Two: Know enough to survive: Think about the words and phrases you NEED to know. Look them up. I recommend memorizing a few basics: *Do you speak English? *Where is the bathroom? *Thank you *You're welcome *Where is the_____(i.e. Colosseum)? Just a few phrases can get you around a country with ease, particularly a polite request to speak English.

Three: A little help, and effort, goes a long way. I recommend learning a few extra words in the native language; buying a phrase book becomes awfully helpful in a restaurant or marketplace. Locals, with little exception, appreciate when tourists put forth the effort to speak in their language. They will probably end up speaking English to you for ease of the transaction, but it will likely be much more pleasant if you give it a go (al least at first).

Four: Be kind, be gracious, don't be an "Ugly American". This supersedes all travel tips you will ever receive.

When you are frustrated, lost, or there turns out to have been a miscommunication in your travel plans, DO NOT take it out on the messenger, the attendant, the waiter, or the receptionist. Not only will this be unwarranted, but you will likely find yourself very unhappy with the outcome. Remember, the rest of the world does not necessarily operate on "the customer is always right" philosophy. Be civil when unanticipated difficulties arise.

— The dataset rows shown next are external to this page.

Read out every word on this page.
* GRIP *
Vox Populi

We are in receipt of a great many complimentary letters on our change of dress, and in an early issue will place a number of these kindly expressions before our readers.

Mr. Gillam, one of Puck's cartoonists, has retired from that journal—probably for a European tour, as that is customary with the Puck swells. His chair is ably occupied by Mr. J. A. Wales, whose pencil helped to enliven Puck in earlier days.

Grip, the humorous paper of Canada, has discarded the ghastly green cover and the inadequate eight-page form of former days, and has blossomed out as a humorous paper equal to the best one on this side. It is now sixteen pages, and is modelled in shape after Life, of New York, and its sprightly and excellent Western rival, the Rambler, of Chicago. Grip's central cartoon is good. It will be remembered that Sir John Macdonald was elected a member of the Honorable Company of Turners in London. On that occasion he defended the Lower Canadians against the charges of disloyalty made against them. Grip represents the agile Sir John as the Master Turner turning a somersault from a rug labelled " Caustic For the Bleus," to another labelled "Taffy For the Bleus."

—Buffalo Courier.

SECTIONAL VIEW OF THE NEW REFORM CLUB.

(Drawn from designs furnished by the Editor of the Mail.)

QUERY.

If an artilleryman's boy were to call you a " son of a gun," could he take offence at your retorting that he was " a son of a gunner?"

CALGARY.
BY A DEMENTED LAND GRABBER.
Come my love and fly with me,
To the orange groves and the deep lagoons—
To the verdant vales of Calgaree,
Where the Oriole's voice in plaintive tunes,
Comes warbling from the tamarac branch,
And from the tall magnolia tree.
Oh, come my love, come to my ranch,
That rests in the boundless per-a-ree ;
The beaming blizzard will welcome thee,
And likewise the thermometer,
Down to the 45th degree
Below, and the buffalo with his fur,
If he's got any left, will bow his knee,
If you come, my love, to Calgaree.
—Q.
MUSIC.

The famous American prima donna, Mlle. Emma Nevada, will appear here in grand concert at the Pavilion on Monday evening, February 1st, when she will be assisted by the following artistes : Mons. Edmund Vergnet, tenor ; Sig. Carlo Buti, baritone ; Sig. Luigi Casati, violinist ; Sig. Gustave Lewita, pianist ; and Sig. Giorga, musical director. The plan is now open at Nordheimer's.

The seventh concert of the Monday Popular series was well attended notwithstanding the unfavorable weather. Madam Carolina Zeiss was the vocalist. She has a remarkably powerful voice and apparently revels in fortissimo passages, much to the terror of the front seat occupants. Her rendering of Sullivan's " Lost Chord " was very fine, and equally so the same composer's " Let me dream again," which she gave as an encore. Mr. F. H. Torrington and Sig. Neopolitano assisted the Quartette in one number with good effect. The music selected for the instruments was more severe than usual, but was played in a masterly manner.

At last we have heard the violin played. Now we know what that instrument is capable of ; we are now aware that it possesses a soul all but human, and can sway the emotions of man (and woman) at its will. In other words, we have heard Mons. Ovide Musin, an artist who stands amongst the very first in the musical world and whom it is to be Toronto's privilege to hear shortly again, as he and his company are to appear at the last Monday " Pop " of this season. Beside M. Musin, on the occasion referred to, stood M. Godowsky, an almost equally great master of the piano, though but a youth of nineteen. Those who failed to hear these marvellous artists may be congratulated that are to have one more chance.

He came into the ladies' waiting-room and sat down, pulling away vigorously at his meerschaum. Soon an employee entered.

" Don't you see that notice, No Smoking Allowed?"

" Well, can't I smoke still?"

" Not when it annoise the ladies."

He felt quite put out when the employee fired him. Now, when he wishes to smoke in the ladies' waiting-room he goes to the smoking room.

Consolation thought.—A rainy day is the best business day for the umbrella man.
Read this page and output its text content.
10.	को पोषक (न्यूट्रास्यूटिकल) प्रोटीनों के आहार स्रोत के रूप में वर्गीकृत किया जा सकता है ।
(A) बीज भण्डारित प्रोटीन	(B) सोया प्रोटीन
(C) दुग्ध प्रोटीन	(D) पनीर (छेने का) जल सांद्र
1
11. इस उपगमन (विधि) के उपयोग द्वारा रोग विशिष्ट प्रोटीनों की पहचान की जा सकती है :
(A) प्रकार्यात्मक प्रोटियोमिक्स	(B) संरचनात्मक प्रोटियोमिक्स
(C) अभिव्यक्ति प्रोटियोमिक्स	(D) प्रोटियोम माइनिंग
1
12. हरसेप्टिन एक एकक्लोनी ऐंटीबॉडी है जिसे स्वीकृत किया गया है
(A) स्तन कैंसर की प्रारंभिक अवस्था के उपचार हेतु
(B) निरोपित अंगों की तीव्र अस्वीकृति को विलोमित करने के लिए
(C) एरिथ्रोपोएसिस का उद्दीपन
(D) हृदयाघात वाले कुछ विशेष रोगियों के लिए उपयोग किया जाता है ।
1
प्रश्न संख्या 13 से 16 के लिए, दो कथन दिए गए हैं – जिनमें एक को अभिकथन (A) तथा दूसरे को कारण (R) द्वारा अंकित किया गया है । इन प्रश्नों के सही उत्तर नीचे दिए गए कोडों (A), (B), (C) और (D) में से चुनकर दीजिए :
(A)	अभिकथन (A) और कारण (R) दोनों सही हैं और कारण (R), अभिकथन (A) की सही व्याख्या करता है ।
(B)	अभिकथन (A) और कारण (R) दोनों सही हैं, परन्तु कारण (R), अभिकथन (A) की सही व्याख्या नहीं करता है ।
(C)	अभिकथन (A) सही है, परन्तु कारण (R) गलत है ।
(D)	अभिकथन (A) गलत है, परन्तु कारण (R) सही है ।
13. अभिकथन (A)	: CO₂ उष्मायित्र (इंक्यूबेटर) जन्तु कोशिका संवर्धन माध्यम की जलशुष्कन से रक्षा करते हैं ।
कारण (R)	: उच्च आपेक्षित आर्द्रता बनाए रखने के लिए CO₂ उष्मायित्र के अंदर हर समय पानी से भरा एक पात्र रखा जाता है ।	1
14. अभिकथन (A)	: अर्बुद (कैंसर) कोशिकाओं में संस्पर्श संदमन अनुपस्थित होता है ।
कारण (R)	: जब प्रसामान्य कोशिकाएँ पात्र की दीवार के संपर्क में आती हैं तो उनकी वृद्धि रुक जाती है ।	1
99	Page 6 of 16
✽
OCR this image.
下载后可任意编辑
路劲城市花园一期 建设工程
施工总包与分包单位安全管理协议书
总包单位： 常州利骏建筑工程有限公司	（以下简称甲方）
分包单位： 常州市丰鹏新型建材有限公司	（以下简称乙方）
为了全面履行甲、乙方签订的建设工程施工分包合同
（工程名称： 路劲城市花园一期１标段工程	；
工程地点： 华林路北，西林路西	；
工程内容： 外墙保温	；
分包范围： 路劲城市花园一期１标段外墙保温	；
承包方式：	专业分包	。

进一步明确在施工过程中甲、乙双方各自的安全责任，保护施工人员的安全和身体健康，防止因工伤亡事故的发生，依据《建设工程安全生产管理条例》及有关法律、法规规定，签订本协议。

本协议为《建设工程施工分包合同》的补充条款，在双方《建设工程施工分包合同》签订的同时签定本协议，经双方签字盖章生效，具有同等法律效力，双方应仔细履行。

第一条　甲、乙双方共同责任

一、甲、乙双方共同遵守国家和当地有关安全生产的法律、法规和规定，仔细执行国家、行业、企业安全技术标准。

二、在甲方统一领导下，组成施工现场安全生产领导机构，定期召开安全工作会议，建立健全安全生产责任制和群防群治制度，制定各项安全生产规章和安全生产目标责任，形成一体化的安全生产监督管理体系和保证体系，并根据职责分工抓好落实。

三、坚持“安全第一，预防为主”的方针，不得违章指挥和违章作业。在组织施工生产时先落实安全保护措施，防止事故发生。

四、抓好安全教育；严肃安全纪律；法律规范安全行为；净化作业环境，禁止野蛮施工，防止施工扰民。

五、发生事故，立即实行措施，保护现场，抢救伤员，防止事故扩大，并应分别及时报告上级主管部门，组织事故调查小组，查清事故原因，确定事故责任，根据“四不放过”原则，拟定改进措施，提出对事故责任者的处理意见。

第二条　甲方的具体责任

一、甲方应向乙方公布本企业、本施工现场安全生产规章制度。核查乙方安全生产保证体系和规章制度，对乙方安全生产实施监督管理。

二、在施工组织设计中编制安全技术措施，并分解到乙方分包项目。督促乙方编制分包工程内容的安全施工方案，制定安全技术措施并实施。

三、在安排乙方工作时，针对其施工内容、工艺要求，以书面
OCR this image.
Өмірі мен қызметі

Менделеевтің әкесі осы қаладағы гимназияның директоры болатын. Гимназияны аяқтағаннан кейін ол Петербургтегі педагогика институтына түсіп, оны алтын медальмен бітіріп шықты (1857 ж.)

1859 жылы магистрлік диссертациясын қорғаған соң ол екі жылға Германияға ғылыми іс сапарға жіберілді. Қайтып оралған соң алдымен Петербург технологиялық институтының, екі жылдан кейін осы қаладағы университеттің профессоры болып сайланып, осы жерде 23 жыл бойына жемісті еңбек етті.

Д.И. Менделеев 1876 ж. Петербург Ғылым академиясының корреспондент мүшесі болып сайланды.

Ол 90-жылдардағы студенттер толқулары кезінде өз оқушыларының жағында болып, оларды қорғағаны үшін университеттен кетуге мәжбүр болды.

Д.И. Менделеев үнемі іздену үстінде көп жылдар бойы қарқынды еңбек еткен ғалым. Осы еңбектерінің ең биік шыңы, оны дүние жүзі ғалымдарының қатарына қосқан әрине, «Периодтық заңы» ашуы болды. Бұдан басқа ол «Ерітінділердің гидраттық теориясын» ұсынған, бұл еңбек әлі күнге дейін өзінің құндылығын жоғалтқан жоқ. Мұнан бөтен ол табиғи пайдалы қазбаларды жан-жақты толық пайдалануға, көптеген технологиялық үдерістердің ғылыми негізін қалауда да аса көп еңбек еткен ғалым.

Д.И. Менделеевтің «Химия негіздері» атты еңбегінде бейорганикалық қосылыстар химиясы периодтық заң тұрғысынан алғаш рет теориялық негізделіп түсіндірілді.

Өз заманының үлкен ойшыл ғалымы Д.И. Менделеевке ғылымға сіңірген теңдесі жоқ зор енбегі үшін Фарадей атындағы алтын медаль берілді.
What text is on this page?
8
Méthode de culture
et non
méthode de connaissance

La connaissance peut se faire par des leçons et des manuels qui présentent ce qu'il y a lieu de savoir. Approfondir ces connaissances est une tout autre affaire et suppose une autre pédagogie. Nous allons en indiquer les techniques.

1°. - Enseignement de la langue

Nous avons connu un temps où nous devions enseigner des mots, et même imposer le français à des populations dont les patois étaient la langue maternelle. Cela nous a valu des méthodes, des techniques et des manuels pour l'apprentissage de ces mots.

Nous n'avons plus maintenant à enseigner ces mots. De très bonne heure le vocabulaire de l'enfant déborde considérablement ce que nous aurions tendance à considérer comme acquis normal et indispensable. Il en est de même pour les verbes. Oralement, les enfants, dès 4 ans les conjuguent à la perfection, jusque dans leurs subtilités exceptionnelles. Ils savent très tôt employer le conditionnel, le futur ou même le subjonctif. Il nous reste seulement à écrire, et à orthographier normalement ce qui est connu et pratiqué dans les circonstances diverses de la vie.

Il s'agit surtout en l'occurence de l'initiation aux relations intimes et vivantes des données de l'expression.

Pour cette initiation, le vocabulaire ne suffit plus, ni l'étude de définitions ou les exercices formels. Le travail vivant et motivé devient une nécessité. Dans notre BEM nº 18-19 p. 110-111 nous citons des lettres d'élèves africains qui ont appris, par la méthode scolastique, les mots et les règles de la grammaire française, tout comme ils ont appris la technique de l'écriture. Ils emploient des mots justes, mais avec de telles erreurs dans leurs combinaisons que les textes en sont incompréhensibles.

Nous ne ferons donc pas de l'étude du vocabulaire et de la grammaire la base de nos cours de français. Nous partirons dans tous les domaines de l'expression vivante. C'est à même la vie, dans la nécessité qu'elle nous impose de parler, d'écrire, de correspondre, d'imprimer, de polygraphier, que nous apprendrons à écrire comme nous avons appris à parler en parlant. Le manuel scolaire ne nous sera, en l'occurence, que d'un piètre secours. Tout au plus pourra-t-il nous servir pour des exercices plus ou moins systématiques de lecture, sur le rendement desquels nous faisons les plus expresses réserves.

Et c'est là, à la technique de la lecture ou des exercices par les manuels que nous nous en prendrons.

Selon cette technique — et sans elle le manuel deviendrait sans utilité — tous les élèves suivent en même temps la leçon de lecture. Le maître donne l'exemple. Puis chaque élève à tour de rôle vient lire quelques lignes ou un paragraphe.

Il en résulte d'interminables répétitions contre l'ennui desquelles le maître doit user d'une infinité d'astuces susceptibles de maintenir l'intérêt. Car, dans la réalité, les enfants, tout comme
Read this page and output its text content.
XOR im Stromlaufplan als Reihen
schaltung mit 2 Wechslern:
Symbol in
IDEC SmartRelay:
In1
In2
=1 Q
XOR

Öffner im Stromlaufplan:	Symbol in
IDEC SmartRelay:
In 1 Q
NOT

When you are operating day-to-day on your trip, do your best to be genuine and kind to those you interact with. Talk with locals. Many are eager to try their English skills out on you. I enjoyed my first German Bratwurst in a small, vineyard town called Freinsheim while talking to a kind older gentleman, who was excited to speak English once again. You can meet the most lovely people by simply being friendly.

Overall, it is far easier to navigate your way around foreign travel language barriers then to avoid them. A little always goes a long way. The key to successful foreign communication is effort and kindness. Whether your travel plans lead you to a major city or remote village, these characteristics always translate.